Since its inception in the early 1980s, Lebanon’s Hezbollah has been seen to be Iran’s most reliable proxy when attacking U.S. or Israeli targets. Hezbollah’s external operations arm, Islamic Jihad Organization, was thought to be responsible for the 1983 U.S. embassy and Marine barracks bombing in Beirut, which left over 300 dead, collectively.

Similarly, prosecutors in Argentina believe Iran sponsored and Hezbollah carried out the 1994 bombing of a Jewish community center in Buenos Aires which left 85 dead. Similar efforts have been disrupted in Azerbaijan, Bulgaria and Thailand.

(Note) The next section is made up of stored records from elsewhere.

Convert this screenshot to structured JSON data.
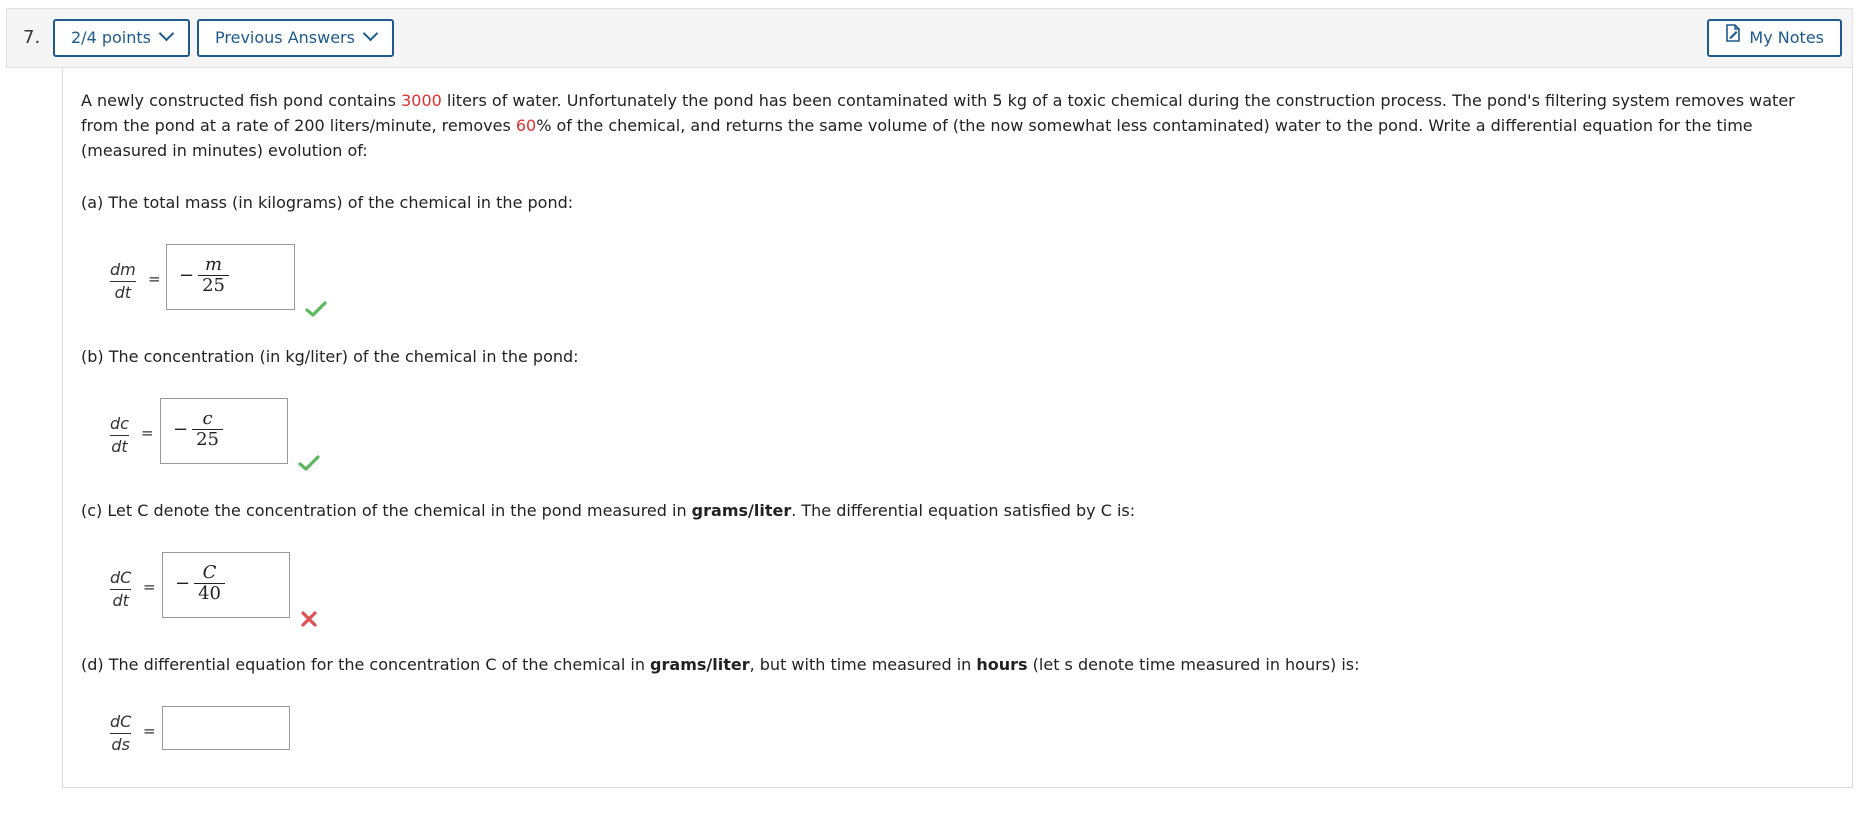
{
  "question": {
    "number": "7.",
    "points_label": "2/4 points",
    "previous_answers_label": "Previous Answers",
    "my_notes_label": "My Notes"
  },
  "prompt": {
    "part1": "A newly constructed fish pond contains ",
    "volume": "3000",
    "part2": " liters of water. Unfortunately the pond has been contaminated with 5 kg of a toxic chemical during the construction process. The pond's filtering system removes water from the pond at a rate of 200 liters/minute, removes ",
    "percent": "60",
    "part3": "% of the chemical, and returns the same volume of (the now somewhat less contaminated) water to the pond. Write a differential equation for the time (measured in minutes) evolution of:"
  },
  "parts": [
    {
      "text": "(a) The total mass (in kilograms) of the chemical in the pond:",
      "lhs_num": "dm",
      "lhs_den": "dt",
      "eq": "=",
      "ans_sign": "−",
      "ans_num": "m",
      "ans_den": "25",
      "status": "correct"
    },
    {
      "text": "(b) The concentration (in kg/liter) of the chemical in the pond:",
      "lhs_num": "dc",
      "lhs_den": "dt",
      "eq": "=",
      "ans_sign": "−",
      "ans_num": "c",
      "ans_den": "25",
      "status": "correct"
    },
    {
      "text_pre": "(c) Let C denote the concentration of the chemical in the pond measured in ",
      "text_bold": "grams/liter",
      "text_post": ". The differential equation satisfied by C is:",
      "lhs_num": "dC",
      "lhs_den": "dt",
      "eq": "=",
      "ans_sign": "−",
      "ans_num": "C",
      "ans_den": "40",
      "status": "incorrect"
    },
    {
      "text_pre": "(d) The differential equation for the concentration C of the chemical in ",
      "text_bold1": "grams/liter",
      "text_mid": ", but with time measured in ",
      "text_bold2": "hours",
      "text_post": " (let s denote time measured in hours) is:",
      "lhs_num": "dC",
      "lhs_den": "ds",
      "eq": "=",
      "answer": "",
      "status": "unanswered"
    }
  ],
  "colors": {
    "accent": "#1f5a8e",
    "highlight": "#e03030",
    "correct": "#5cb85c",
    "incorrect": "#e05050"
  },
  "icons": {
    "dropdown": "chevron-down-icon",
    "notes": "notes-icon",
    "correct": "checkmark-icon",
    "incorrect": "x-mark-icon"
  }
}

A man in a suit and hat walks through rubble.
A man walks over the rubble left after a bomb exploded at the Argentinian Israeli Mutual Association in Buenos Aires on July 18, 1994. Ali Burafi/AFP via Getty Images

While Hezbollah had amassed a large arsenal and regional strength over the last two decades, its capabilities have been severely hampered by recent Israeli efforts, which saw many of the group’s top brass killed. And it is notable that Hezbollah has not launched any strikes on Israel’s north in concert with Iran’s efforts to counter Israel’s most recent offensive.

Unlike Hezbollah – or Hamas – the Houthis in Yemen remain largely undiminished in regards to their offensive capabilities.

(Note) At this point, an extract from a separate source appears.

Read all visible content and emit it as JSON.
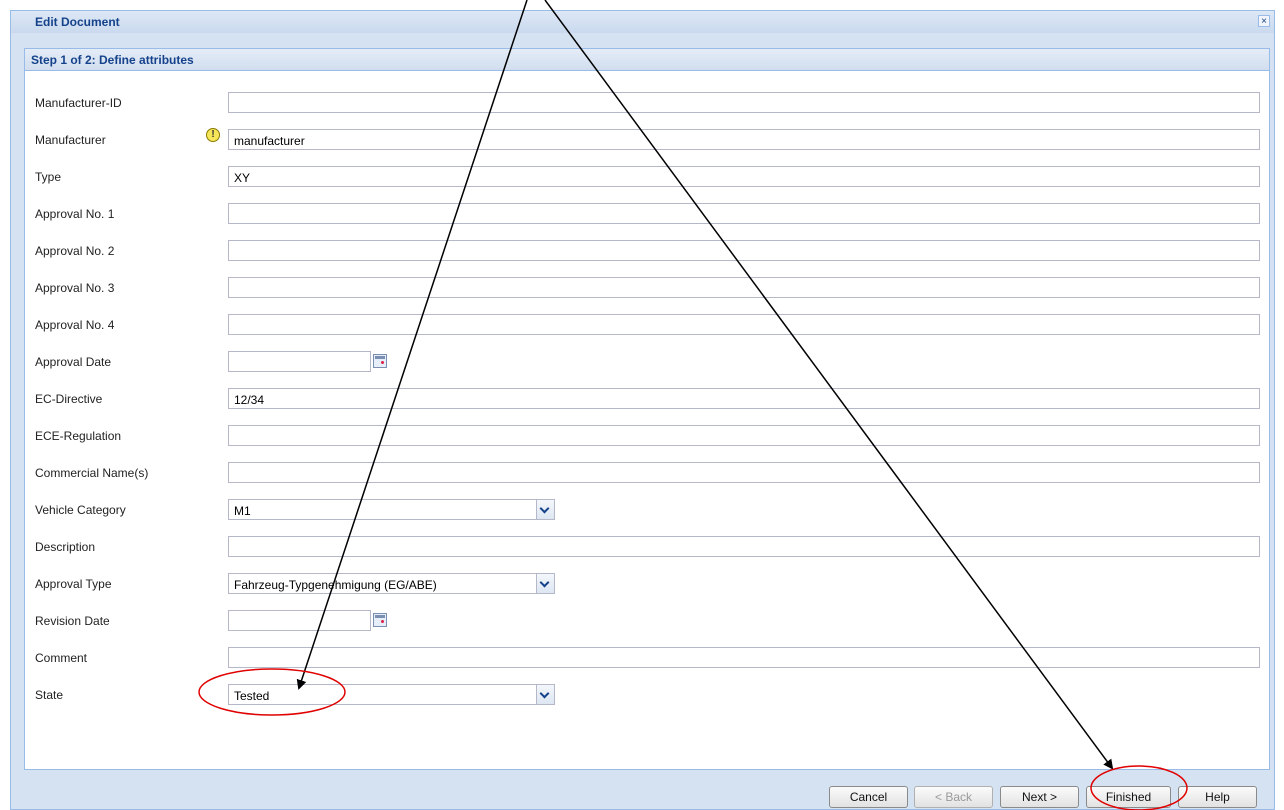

On June 13, the Houthis launched missiles against Israel in response to the attack on Iran.

The Houthis have the capability to severely disrupt shipping in the Red Sea and Strait of Hormuz – a crucial waterway for global shipping.

For months after October 2023, the Houthis targeted commercial ships in the Red Sea. These attacks drove up shipping costs and led to U.S. and other navies escorting ships, exchanging fire and finally a U.S.-led bombing of Houthis in late 2023 and early 2024.

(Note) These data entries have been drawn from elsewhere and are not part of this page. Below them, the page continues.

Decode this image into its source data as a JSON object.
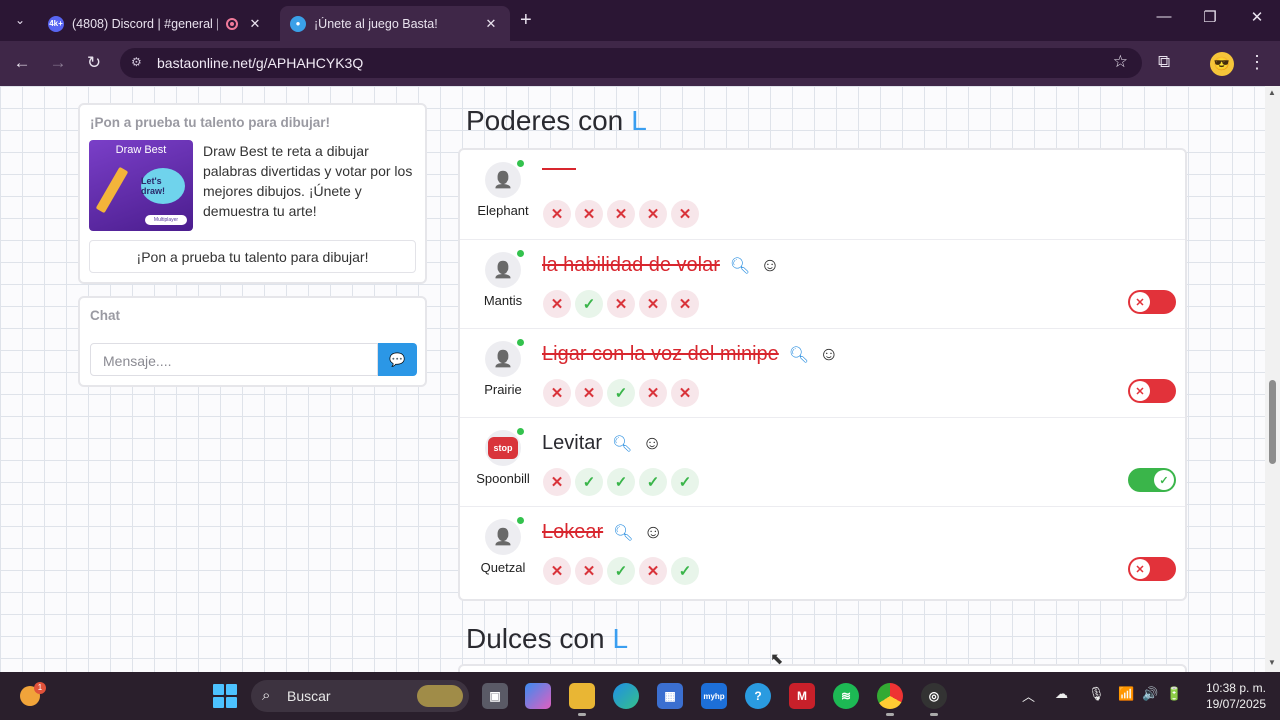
{
  "browser": {
    "tabs": [
      {
        "title": "(4808) Discord | #general |",
        "favicon_badge": "4k+",
        "active": false
      },
      {
        "title": "¡Únete al juego Basta!",
        "active": true
      }
    ],
    "url": "bastaonline.net/g/APHAHCYK3Q",
    "icons": {
      "tab_search": "chevron-down-icon",
      "new_tab": "plus-icon",
      "back": "arrow-left-icon",
      "forward": "arrow-right-icon",
      "reload": "reload-icon",
      "site_info": "tune-icon",
      "bookmark": "star-icon",
      "extensions": "puzzle-icon",
      "menu": "kebab-icon"
    }
  },
  "promo": {
    "heading": "¡Pon a prueba tu talento para dibujar!",
    "thumb_title": "Draw Best",
    "thumb_bubble": "Let's draw!",
    "thumb_badge": "Multiplayer",
    "description": "Draw Best te reta a dibujar palabras divertidas y votar por los mejores dibujos. ¡Únete y demuestra tu arte!",
    "button_label": "¡Pon a prueba tu talento para dibujar!"
  },
  "chat": {
    "heading": "Chat",
    "input_placeholder": "Mensaje...."
  },
  "category": {
    "label": "Poderes con",
    "letter": "L"
  },
  "next_category": {
    "label": "Dulces con",
    "letter": "L"
  },
  "answers": [
    {
      "player": "Elephant",
      "answer": "",
      "avatar": "user-icon",
      "struck": true,
      "votes": [
        "no",
        "no",
        "no",
        "no",
        "no"
      ],
      "toggle": null
    },
    {
      "player": "Mantis",
      "answer": "la habilidad de volar",
      "avatar": "user-icon",
      "struck": true,
      "votes": [
        "no",
        "yes",
        "no",
        "no",
        "no"
      ],
      "toggle": "off"
    },
    {
      "player": "Prairie",
      "answer": "Ligar con la voz del minipe",
      "avatar": "user-icon",
      "struck": true,
      "votes": [
        "no",
        "no",
        "yes",
        "no",
        "no"
      ],
      "toggle": "off"
    },
    {
      "player": "Spoonbill",
      "answer": "Levitar",
      "avatar": "stop-sign",
      "avatar_text": "stop",
      "struck": false,
      "votes": [
        "no",
        "yes",
        "yes",
        "yes",
        "yes"
      ],
      "toggle": "on"
    },
    {
      "player": "Quetzal",
      "answer": "Lokear",
      "avatar": "user-icon",
      "struck": true,
      "votes": [
        "no",
        "no",
        "yes",
        "no",
        "yes"
      ],
      "toggle": "off"
    }
  ],
  "taskbar": {
    "search_label": "Buscar",
    "weather_badge": "1",
    "apps": [
      "task-view-icon",
      "copilot-icon",
      "file-explorer-icon",
      "edge-icon",
      "store-icon",
      "myhp-icon",
      "tips-icon",
      "mcafee-icon",
      "spotify-icon",
      "chrome-icon",
      "obs-icon"
    ],
    "myhp_label": "myhp",
    "time": "10:38 p. m.",
    "date": "19/07/2025"
  }
}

Finally, Iran also has alliances with a series of smaller proxies in Iraq and Syria that could be deployed against U.S. diplomatic and military targets in the region. One such group was behind the deadly bombing of a U.S. military base in Jordan that killed three U.S. soldiers in January 2024.

Iran’s cyberwarfare options

Another potential avenue of retaliation for Iran is a cyberattack – conducted either directly or through a proxy group.

Cybersecurity firm Radware noted a reported 700% spike in malicious online activity in the two days following the launch of the recent Israel operation, which it blamed on Iranian state actors and pro-Iranian hacker groups.

Cyberoperations are embedded in Iran’s broader forward deterrence doctrine.

Over the years, Tehran has built up a network of hacking groups to conduct reconnaissance, disinformation, data theft, sabotage and influence operations. Meanwhile, Iran is increasingly integrating AI tools into its cyberarsenal – making operations more agile, effective and less costly. After the Oct. 7, 2023, attack by Hamas, for example, Iranian-backed cyberactors used AI tools to generate propaganda imagery aimed at influencing Israeli public sentiment.

Then, following Iran’s April 2024 drone strike on Israel, Iranian-backed cyberactors employed AI to create fabricated video clips and images falsely depicting rockets and subsequent explosions launched into the night. These visuals were shared via platforms like X and were aimed at amplifying fear among Israelis.

A new dimension in the conflict

As the conventional warfare between Israel and Iran continues to downgrade Tehran’s military capabilities, the risk of asymmetric retaliation grows.

And Iran’s network of operatives, proxies and cyber actors may be harder to hit than stationary launching sites and military headquarters. They remain active and capable, even amid military degradation and leadership losses.

The more Tehran is pressured through direct strikes, the more likely it is to turn to these unconventional warfare tools. Although less visible, Iran’s unconventional warfare arsenal is a potentially dangerous dimension of this conflict.

The views, conclusions, and recommendations in this article are the authors’ own and do not reflect those of the U.S. government.